With meny good wishes I remain for ever your love.
C. Whipple
Good By
CHAPTER 8
Into the Breach
On October 15, the Kennedy farm, which had served Brown’s men as a barracks, arsenal, summer camp, and safe house, acquired a new status: “HEAD-QUARTERS WAR-DEPARTMENT, Near Harpers Ferry.”
These words were emblazoned on military papers issued the men before battle. “In pursuance of the authority vested in US,” one of the documents stated, “We do hereby Appoint and Commission the said Watson Brown a Captain.” The commission was signed by “Secretary of War” John Kagi and “Commander in Chief” John Brown.
On Sunday morning, October 16, another formal induction took place at the “War Department” headquarters.
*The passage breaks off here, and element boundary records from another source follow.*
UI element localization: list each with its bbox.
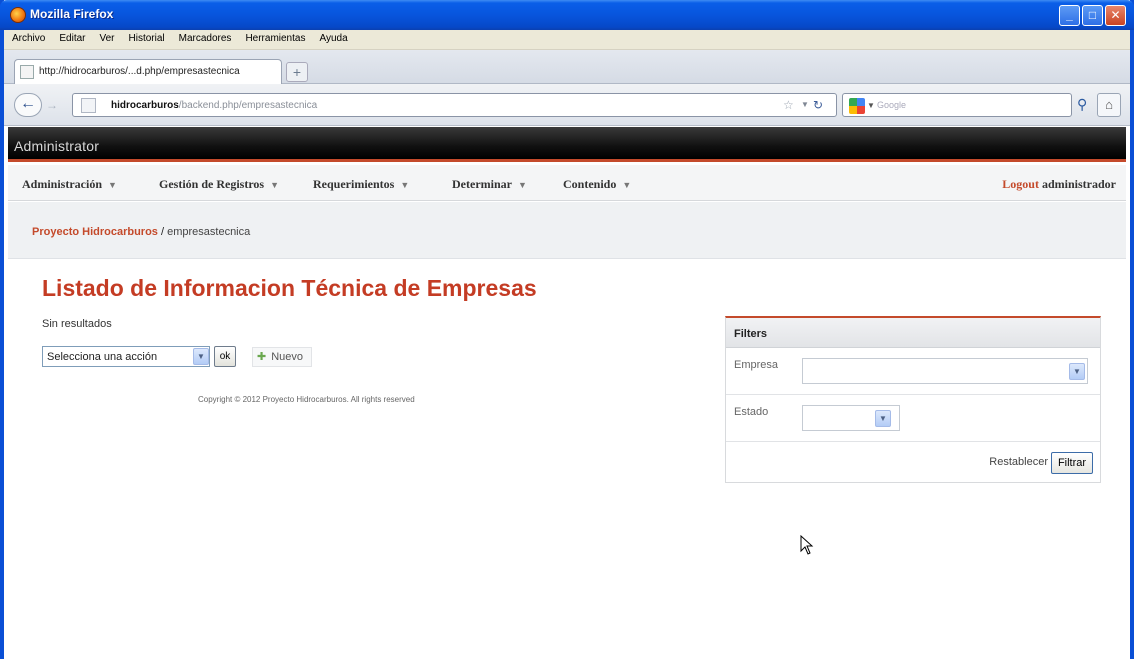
copyright-text: Copyright © 2012 Proyecto Hidrocarburos.… bbox=[198, 395, 415, 404]
batch-action-select[interactable]: Selecciona una acción ▼ bbox=[42, 346, 210, 367]
minimize-button[interactable]: _ bbox=[1059, 5, 1080, 26]
title-bar: Mozilla Firefox _ □ ✕ bbox=[0, 0, 1134, 30]
back-button[interactable]: ← bbox=[14, 93, 42, 117]
bookmark-star-icon[interactable]: ☆ bbox=[783, 98, 794, 112]
chevron-down-icon[interactable]: ▼ bbox=[875, 410, 891, 427]
breadcrumb-separator: / bbox=[157, 226, 168, 238]
menu-ayuda[interactable]: Ayuda bbox=[311, 30, 353, 44]
search-icon[interactable]: ⚲ bbox=[1077, 96, 1087, 113]
breadcrumb: Proyecto Hidrocarburos / empresastecnica bbox=[32, 226, 250, 238]
tab-label: http://hidrocarburos/...d.php/empresaste… bbox=[39, 66, 240, 77]
nav-gestion-registros[interactable]: Gestión de Registros ▼ bbox=[159, 177, 279, 192]
chevron-down-icon: ▼ bbox=[517, 180, 527, 190]
menu-bar: Archivo Editar Ver Historial Marcadores Herra… bbox=[4, 30, 1130, 50]
batch-action-value: Selecciona una acción bbox=[47, 351, 158, 363]
chevron-down-icon: ▼ bbox=[108, 180, 117, 190]
menu-archivo[interactable]: Archivo bbox=[4, 30, 51, 44]
breadcrumb-current: empresastecnica bbox=[167, 226, 251, 238]
nav-administracion[interactable]: Administración ▼ bbox=[22, 177, 117, 192]
menu-ver[interactable]: Ver bbox=[91, 30, 120, 44]
filter-button[interactable]: Filtrar bbox=[1051, 452, 1093, 474]
new-tab-button[interactable]: + bbox=[286, 62, 308, 82]
mouse-cursor-icon bbox=[800, 535, 814, 555]
menu-marcadores[interactable]: Marcadores bbox=[171, 30, 238, 44]
chevron-down-icon: ▼ bbox=[270, 180, 280, 190]
username: administrador bbox=[1041, 177, 1116, 191]
logout-link[interactable]: Logout bbox=[1002, 177, 1039, 191]
no-results-text: Sin resultados bbox=[42, 318, 112, 330]
new-button-label: Nuevo bbox=[271, 351, 304, 363]
page-icon bbox=[20, 65, 34, 79]
filters-title: Filters bbox=[726, 318, 1100, 348]
history-dropdown-icon[interactable]: ▼ bbox=[801, 100, 809, 109]
window-title: Mozilla Firefox bbox=[30, 7, 114, 21]
url-bar[interactable]: hidrocarburos/backend.php/empresastecnic… bbox=[72, 93, 837, 117]
filters-panel: Filters Empresa ▼ Estado ▼ Restablecer F… bbox=[725, 316, 1101, 483]
menu-editar[interactable]: Editar bbox=[51, 30, 91, 44]
filter-row-estado: Estado ▼ bbox=[726, 395, 1100, 442]
chevron-down-icon: ▼ bbox=[622, 180, 632, 190]
nav-contenido[interactable]: Contenido ▼ bbox=[563, 177, 631, 192]
menu-historial[interactable]: Historial bbox=[121, 30, 171, 44]
url-text[interactable]: hidrocarburos/backend.php/empresastecnic… bbox=[111, 100, 317, 111]
firefox-icon bbox=[10, 7, 26, 23]
logout-area: Logout administrador bbox=[1002, 177, 1116, 192]
chevron-down-icon: ▼ bbox=[400, 180, 410, 190]
reset-link[interactable]: Restablecer bbox=[989, 456, 1048, 468]
search-placeholder: Google bbox=[877, 100, 907, 110]
filter-actions: Restablecer Filtrar bbox=[726, 442, 1100, 484]
chevron-down-icon[interactable]: ▼ bbox=[193, 348, 209, 365]
page-title: Listado de Informacion Técnica de Empres… bbox=[42, 275, 537, 301]
empresa-label: Empresa bbox=[734, 359, 779, 371]
reload-icon[interactable]: ↻ bbox=[813, 98, 823, 112]
menu-herramientas[interactable]: Herramientas bbox=[237, 30, 311, 44]
filter-row-empresa: Empresa ▼ bbox=[726, 348, 1100, 395]
close-button[interactable]: ✕ bbox=[1105, 5, 1126, 26]
estado-select[interactable]: ▼ bbox=[802, 405, 900, 431]
breadcrumb-bar: Proyecto Hidrocarburos / empresastecnica bbox=[8, 202, 1126, 259]
main-nav: Administración ▼ Gestión de Registros ▼ Re… bbox=[8, 165, 1126, 201]
tab-empresastecnica[interactable]: http://hidrocarburos/...d.php/empresaste… bbox=[14, 59, 282, 84]
maximize-button[interactable]: □ bbox=[1082, 5, 1103, 26]
page-content: Administrator Administración ▼ Gestión de… bbox=[8, 127, 1126, 659]
page-icon bbox=[81, 98, 96, 113]
search-bar[interactable]: ▼ Google bbox=[842, 93, 1072, 117]
admin-title: Administrator bbox=[14, 138, 100, 154]
new-button[interactable]: ✚ Nuevo bbox=[252, 347, 313, 367]
plus-icon: ✚ bbox=[257, 351, 267, 363]
tab-strip: http://hidrocarburos/...d.php/empresaste… bbox=[4, 50, 1130, 84]
admin-header: Administrator bbox=[8, 127, 1126, 162]
google-icon[interactable] bbox=[849, 98, 865, 114]
breadcrumb-home-link[interactable]: Proyecto Hidrocarburos bbox=[32, 226, 158, 238]
search-engine-dropdown-icon[interactable]: ▼ bbox=[867, 101, 875, 110]
nav-determinar[interactable]: Determinar ▼ bbox=[452, 177, 527, 192]
estado-label: Estado bbox=[734, 406, 769, 418]
forward-button[interactable]: → bbox=[42, 96, 62, 114]
navigation-bar: ← → hidrocarburos/backend.php/empresaste… bbox=[4, 84, 1130, 126]
empresa-select[interactable]: ▼ bbox=[802, 358, 1088, 384]
ok-button[interactable]: ok bbox=[214, 346, 236, 367]
home-icon[interactable]: ⌂ bbox=[1097, 93, 1121, 117]
chevron-down-icon[interactable]: ▼ bbox=[1069, 363, 1085, 380]
nav-requerimientos[interactable]: Requerimientos ▼ bbox=[313, 177, 409, 192]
Some of the men were newcomers to Brown’s band and unfamiliar with the constitution adopted at Chatham. So Aaron Stevens read the document aloud, with Brown administering an oath of loyalty. Brown also read a Bible chapter “applicable to the condition of the slaves,” and “offered up a fervent prayer to God to assist in the liberation of the bondmen.”
In the afternoon, Brown gave final orders for the mission ahead. The three men least fit for hard fighting would stay at the farm to guard weapons and bring them forward at the appropriate time: Owen Brown, crippled in one arm; Francis Meriam, the sickly Bostonian; and Barclay Coppoc, an Iowa Quaker with bad lungs who was judged less energetic and determined than his brother Edwin.
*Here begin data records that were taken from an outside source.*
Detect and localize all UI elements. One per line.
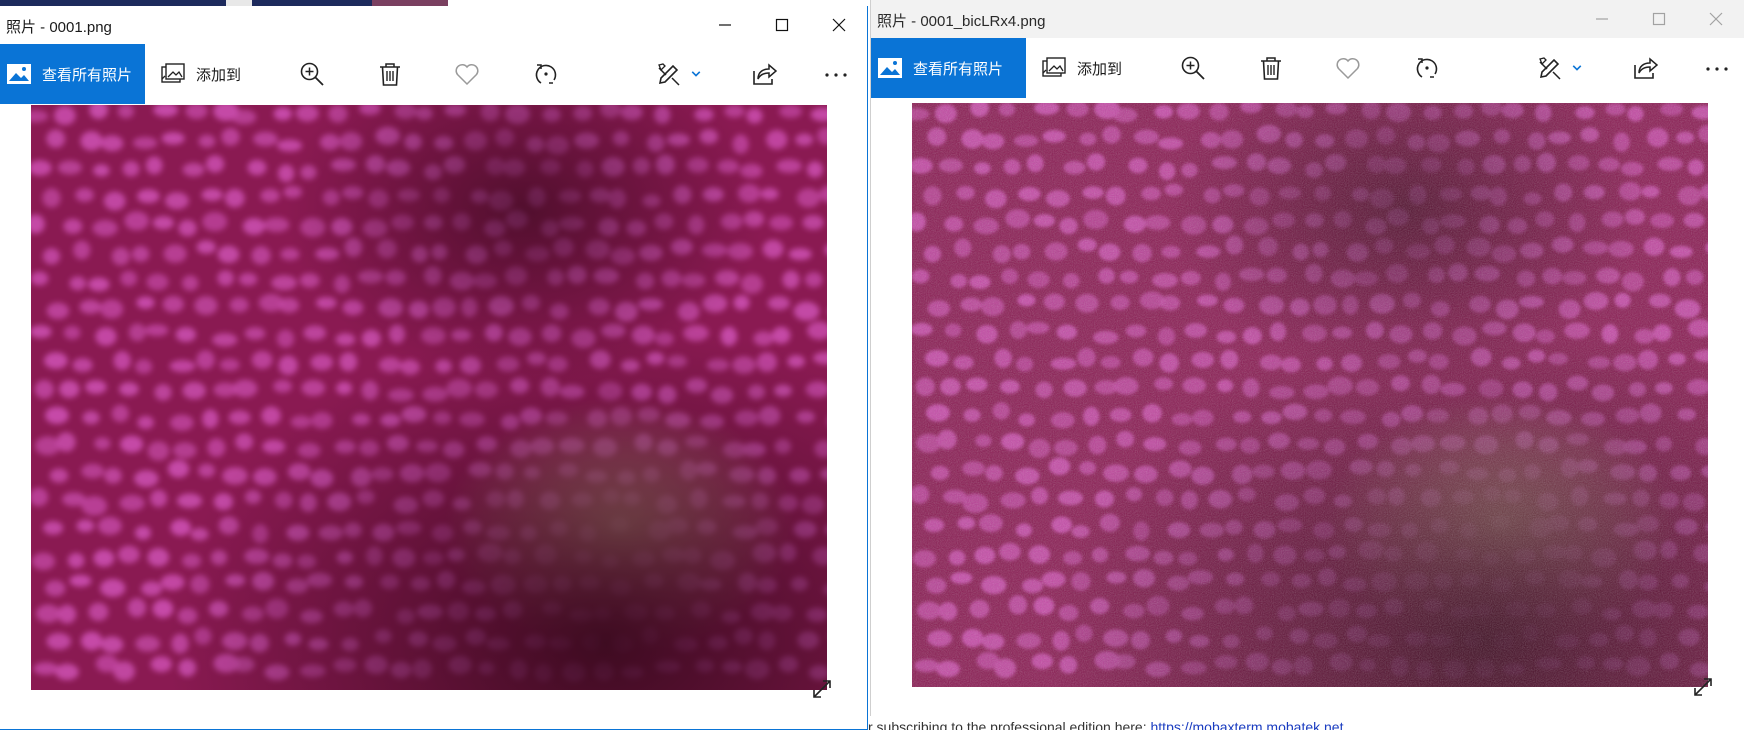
window-controls (1573, 0, 1744, 38)
expand-icon (813, 680, 831, 698)
expand-icon (1694, 678, 1712, 696)
minimize-icon (718, 24, 731, 26)
more-options-button[interactable] (1703, 38, 1731, 98)
favorite-icon (455, 63, 479, 86)
title-bar[interactable]: 照片 - 0001.png (0, 6, 867, 44)
favorite-icon (1336, 57, 1360, 80)
view-all-photos-label: 查看所有照片 (42, 65, 133, 84)
delete-icon (1261, 57, 1281, 80)
photo-image[interactable] (31, 105, 827, 690)
toolbar: 查看所有照片 添加到 (0, 44, 867, 104)
title-bar[interactable]: 照片 - 0001_bicLRx4.png (871, 0, 1744, 38)
delete-button[interactable] (1258, 38, 1284, 98)
photo-image[interactable] (912, 103, 1708, 687)
minimize-button[interactable] (1573, 0, 1630, 38)
rotate-icon (535, 64, 557, 84)
add-to-label: 添加到 (196, 65, 242, 84)
photos-icon (7, 64, 31, 84)
close-icon (832, 18, 845, 32)
rotate-button[interactable] (532, 44, 560, 104)
share-button[interactable] (1631, 38, 1659, 98)
edit-dropdown-button[interactable] (1569, 38, 1585, 98)
zoom-in-icon (300, 62, 324, 86)
minimize-icon (1595, 18, 1608, 20)
edit-button[interactable] (655, 44, 683, 104)
window-title: 照片 - 0001.png (6, 19, 112, 36)
zoom-in-button[interactable] (298, 44, 326, 104)
photos-window-right[interactable]: 照片 - 0001_bicLRx4.png 查看所有照片 添加到 (870, 0, 1744, 716)
share-icon (1634, 57, 1658, 79)
photo-texture (31, 105, 827, 690)
expand-button[interactable] (1689, 673, 1717, 701)
delete-icon (380, 63, 400, 86)
maximize-icon (1652, 12, 1665, 26)
view-all-photos-button[interactable]: 查看所有照片 (871, 38, 1026, 98)
window-controls (696, 6, 867, 44)
dropdown-chevron-icon (1572, 65, 1582, 71)
maximize-icon (775, 18, 788, 32)
zoom-in-button[interactable] (1179, 38, 1207, 98)
share-icon (753, 63, 777, 85)
edit-icon (658, 63, 680, 86)
zoom-in-icon (1181, 56, 1205, 80)
rotate-button[interactable] (1413, 38, 1441, 98)
window-title: 照片 - 0001_bicLRx4.png (877, 13, 1046, 30)
view-all-photos-label: 查看所有照片 (913, 59, 1004, 78)
edit-dropdown-button[interactable] (688, 44, 704, 104)
close-icon (1709, 12, 1722, 26)
photo-noise (912, 103, 1708, 687)
edit-button[interactable] (1536, 38, 1564, 98)
add-to-button[interactable]: 添加到 (160, 44, 241, 104)
photo-shadow (31, 105, 827, 690)
edit-icon (1539, 57, 1561, 80)
close-button[interactable] (1687, 0, 1744, 38)
background-link[interactable]: https://mobaxterm.mobatek.net (1151, 719, 1344, 730)
photos-window-left[interactable]: 照片 - 0001.png 查看所有照片 添加到 (0, 6, 868, 730)
view-all-photos-button[interactable]: 查看所有照片 (0, 44, 145, 104)
photo-texture (912, 103, 1708, 687)
add-to-icon (1042, 57, 1066, 77)
expand-button[interactable] (808, 675, 836, 703)
add-to-button[interactable]: 添加到 (1041, 38, 1122, 98)
close-button[interactable] (810, 6, 867, 44)
add-to-label: 添加到 (1077, 59, 1123, 78)
favorite-button[interactable] (453, 44, 481, 104)
delete-button[interactable] (377, 44, 403, 104)
background-terminal-text: r subscribing to the professional editio… (868, 714, 1744, 730)
rotate-icon (1416, 58, 1438, 78)
share-button[interactable] (750, 44, 778, 104)
maximize-button[interactable] (753, 6, 810, 44)
minimize-button[interactable] (696, 6, 753, 44)
desktop: r subscribing to the professional editio… (0, 0, 1744, 730)
dropdown-chevron-icon (691, 71, 701, 77)
toolbar: 查看所有照片 添加到 (871, 38, 1744, 98)
more-options-button[interactable] (822, 44, 850, 104)
add-to-icon (161, 63, 185, 83)
favorite-button[interactable] (1334, 38, 1362, 98)
photos-icon (878, 58, 902, 78)
background-text: r subscribing to the professional editio… (868, 719, 1151, 730)
more-icon (825, 73, 847, 77)
more-icon (1706, 67, 1728, 71)
maximize-button[interactable] (1630, 0, 1687, 38)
The others would march to Harpers Ferry, with Charles Tidd and John Cook slipping ahead to cut down telegraph lines. Kagi and Stevens would seize the night watchman on the railroad bridge over the Potomac River, and the rest would follow, along the wagon road that ran beside the tracks and over the Potomac. Once in Harpers Ferry, the invaders would fan out, securing another bridge, the U.S. armory and arsenal, and several plantations outside town.
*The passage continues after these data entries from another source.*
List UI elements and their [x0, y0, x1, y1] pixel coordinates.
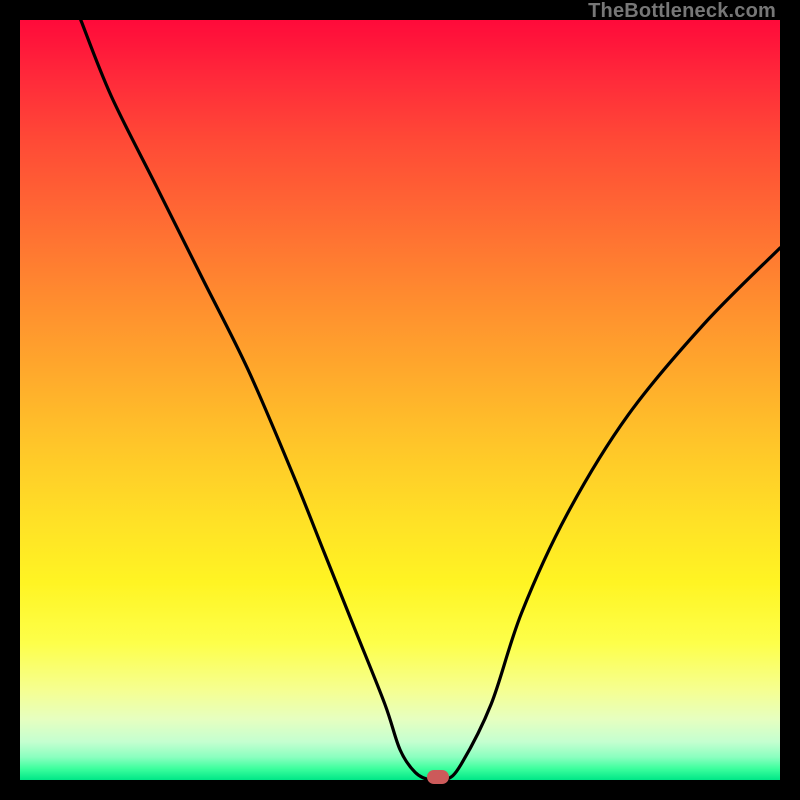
curve-svg	[20, 20, 780, 780]
bottleneck-curve	[81, 20, 780, 781]
plot-area	[20, 20, 780, 780]
optimal-marker	[427, 770, 449, 784]
chart-frame: TheBottleneck.com	[0, 0, 800, 800]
Having received their orders, the men had only to wait for dark. “Throughout the entire day,” Osborne Anderson wrote, “a deep solemnity pervaded the place.” Of Brown’s twenty-one followers, all but two were in their twenties and only a third of them had seen real fighting in Kansas. None had participated in an operation as complex and ambitious as the one they were about to undertake.
On Sunday evening, Brown offered a few last words to his men. “You all know how dear life is to you, and how dear your l
ife is to your friends,” he said. “Do not, therefore, take the life of any one if you can possibly avoid it; but if it is necessary to take life in order to save your own, then make sure work of it.”
Harpers Ferry in 1859, from a hill behind town, Potomac bridge at center
Finally, at eight o’clock, he gave the command: “Men, get on your arms; we will proceed to the Ferry.” As Brown climbed onto the horse-drawn wagon, Barclay Coppoc kissed and embraced his brother Edwin.
“Come, boys!” John Brown called out, leading the wagon away from the log house and onto the road to Harpers Ferry. The men walked in pairs, widely separated, keeping as quiet as possible. One of the men later told Annie Brown what this solemn procession had been like. “They all felt,” he said, “like they were marching to their own funeral.”
ON THE NIGHT OF October 16, Patrick Higgins was running late. A watchman on the B & O Railroad bridge across the Potomac, the Irishman was paid a dollar a day for twelve hours of guard duty. His shift was due to begin at midnight, at which time he would relieve a fellow guard, Bill Williams. But it was ten minutes after midnight when Higgins reached the Maryland end of the bridge; as he did, he noticed that the lamps hanging at the entrance had been extinguished. And there was no sign of Williams, who was supposed to stick a peg in a time clock every thirty minutes as he patrolled the bridge. Higgins saw that the last peg had been placed at ten thirty P.M., more than ninety minutes earlier.